Benefits under 80D*: If you opt for term life insurance with a term plan, you can claim a deduction under Section 80D.


Benefits under 10(10D)*: The indemnity amount is tax-free under the terms of Section 10(10D).


Endowment Plans

Endowment life insurance policies are designed for your long-term goals such as retirement, home purchase, children's education and more. They are designed to encourage a disciplined savings habit and help you achieve your long-term goals. They offer the dual benefit of growing your money and protecting you in the event of an unfortunate event.


Similar to term insurance, ULIPs allow you to save taxes on premiums paid by claiming a deduction under Section 80C and on the amount received at maturity, subject to the conditions set forth in Section 10(10D)*.


ULIP

ULIPs offer the dual benefit of asset growth and security for the financial future in the event of an unfortunate event.

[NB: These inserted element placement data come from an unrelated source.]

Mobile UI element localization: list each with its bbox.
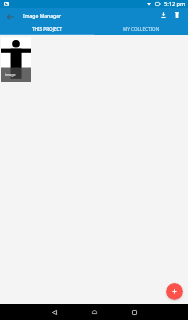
- button[interactable]: image: [1, 37, 31, 82]
- button[interactable]: Home: [87, 305, 101, 319]
- staticText: image: [5, 72, 16, 77]
- button[interactable]: Back: [4, 10, 17, 23]
- staticText: 5:12 pm: [164, 0, 186, 8]
- button[interactable]: Download: [157, 9, 169, 21]
- staticText: THIS PROJECT: [32, 26, 63, 32]
- staticText: MY COLLECTION: [123, 26, 160, 32]
- button[interactable]: Delete: [171, 9, 183, 21]
- button[interactable]: MY COLLECTION: [94, 24, 188, 34]
- button[interactable]: Add: [166, 283, 183, 300]
- button[interactable]: Recents: [127, 305, 141, 319]
- staticText: Image Manager: [23, 13, 62, 20]
- button[interactable]: Back: [47, 305, 61, 319]
- button[interactable]: THIS PROJECT: [0, 24, 94, 34]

The long-term nature of the instrument allows you to invest funds for your life goals, such as children's education, marriage, and the purchase of real estate.

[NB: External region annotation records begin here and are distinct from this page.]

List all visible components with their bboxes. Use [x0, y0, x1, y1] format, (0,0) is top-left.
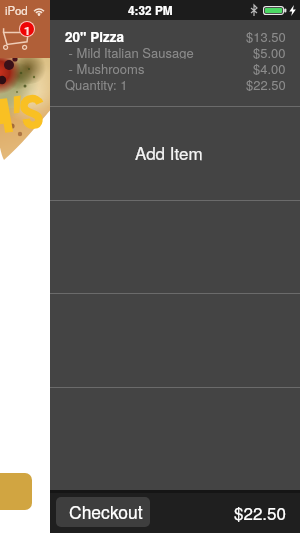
staticText: Add Item	[135, 140, 203, 164]
button[interactable]: Add Item	[50, 107, 300, 200]
staticText: 1	[24, 22, 31, 36]
staticText: $5.00	[253, 43, 286, 59]
staticText: 20" Pizza	[65, 27, 124, 43]
staticText: Quantity: 1	[65, 75, 128, 91]
staticText: $22.50	[234, 500, 286, 524]
button[interactable]: Checkout	[56, 497, 150, 527]
staticText: $22.50	[246, 75, 286, 91]
staticText: 4:32 PM	[128, 2, 173, 19]
staticText: - Mild Italian Sausage	[65, 43, 194, 59]
staticText: - Mushrooms	[65, 59, 145, 75]
staticText: iPod	[5, 2, 28, 18]
button[interactable]: Order	[0, 473, 32, 510]
staticText: $4.00	[253, 59, 286, 75]
staticText: Checkout	[69, 499, 143, 524]
button[interactable]: Cart	[0, 24, 36, 52]
staticText: $13.50	[246, 27, 286, 43]
button[interactable]: 20" Pizza	[50, 20, 300, 106]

At the end of the contract term, you will receive the current fund value of your investment. However, if an unfortunate event occurs during the term of the contract, your authorised representatives will receive the sum insured.


Similar to term insurance and endowment insurance, ULIPs allow you to save taxes on premiums paid by claiming a deduction under Section 80C* and on the amount you receive when due, subject to the conditions set forth in Section 10(10D)*.

Tax Saving Investments in India 2022.


Pension Plans

Annuity plans are designed to provide a steady stream of income after retirement. A person may claim deduction of investments made from taxable income under Section 80CCC up to ₹ 1,50,000/-. It should be noted that the deduction limit under Section 80CCC* is merged with Sections 80C and 80CCD(1) of ITA, essentially capping the total limit at ₹ 1.5 lakh.


Similar to term insurance, ULIPs help save tax on premiums paid by claiming a deduction under Section 80C and on the amount received on maturity, subject to the conditions specified in Section 10(10D)*.


National Pension Scheme (NPS)

Designed to build retirement funds through systematic investments in the capital market, the NPS offers double tax benefits. Investments up to an amount of 1.5 lakhs are deductible under section 80CCD(1)* of ITA. In addition, a further deduction of ₹ 50,000 applies under Section 80CCD(1B)* of the ITA.